Given that this is election day, we should raise the philosophical and theological question of why an individual should vote. I'm voting this year for the first time in quite awhile, because I think I finally found a reasoned answer as to why I should. I found it doing research on a current project on the PT strand of the Pentateuch, while reading a book by Paul Woodruff on "Reverence."
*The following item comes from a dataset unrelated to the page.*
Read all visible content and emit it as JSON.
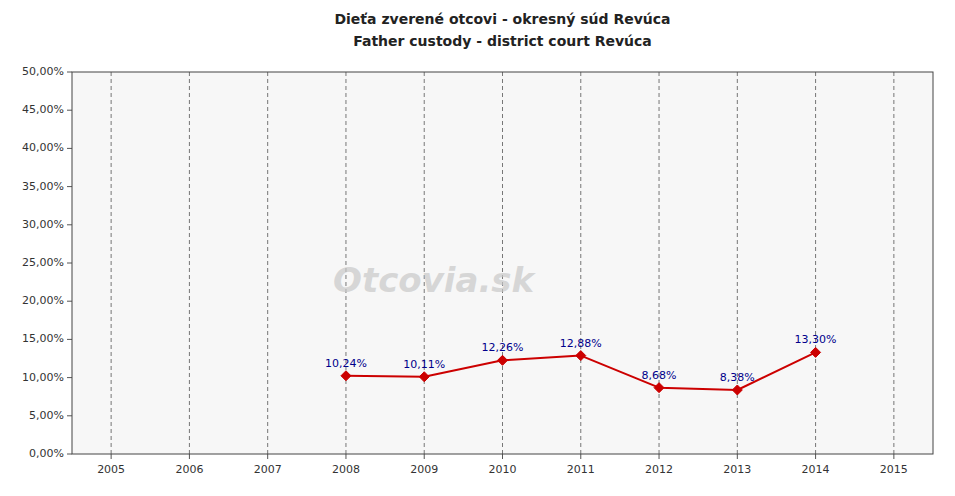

Discussing the hypothetical case of "Janice," who does not see why she should vote, Woodruff writes:
"Janice is right about her vote. It won't make a difference. The odds that one vote could turn an election--even a very close one, such as occurred in November 2000--are so small they vanish for all practical purposes. She has made her decision unconsciously on the basis of what philosophers call 'rational choice theory.' There is no way--none ever--to show that she would be making the best choice for herself, and acting in her own best interest, by going to the polls and casting her ballot....Voting is a ceremony. It is an expression of reverence--not for our government or our laws, not for anything man-made, but for the very idea that ordinary people are more important than the juggernauts that seem to rule them. If we do not understand why we should vote in this country, that is because we have forgotten the meaning of ceremony. And the meaning of ceremony is reverence." (Paul Woodruff, Reverence: Renewing a Forgotten Virtue [Oxford University Press, 2002], pp. 20-22).
The idea is that voting is a symbolic and ritual act that flows out of the virtue of reverence. It is done as a ceremony through which we collectively honor the majesty of ordinary people making a difference and refusing to live as if fate governed their lives. Comments on any of this are welcome, of course.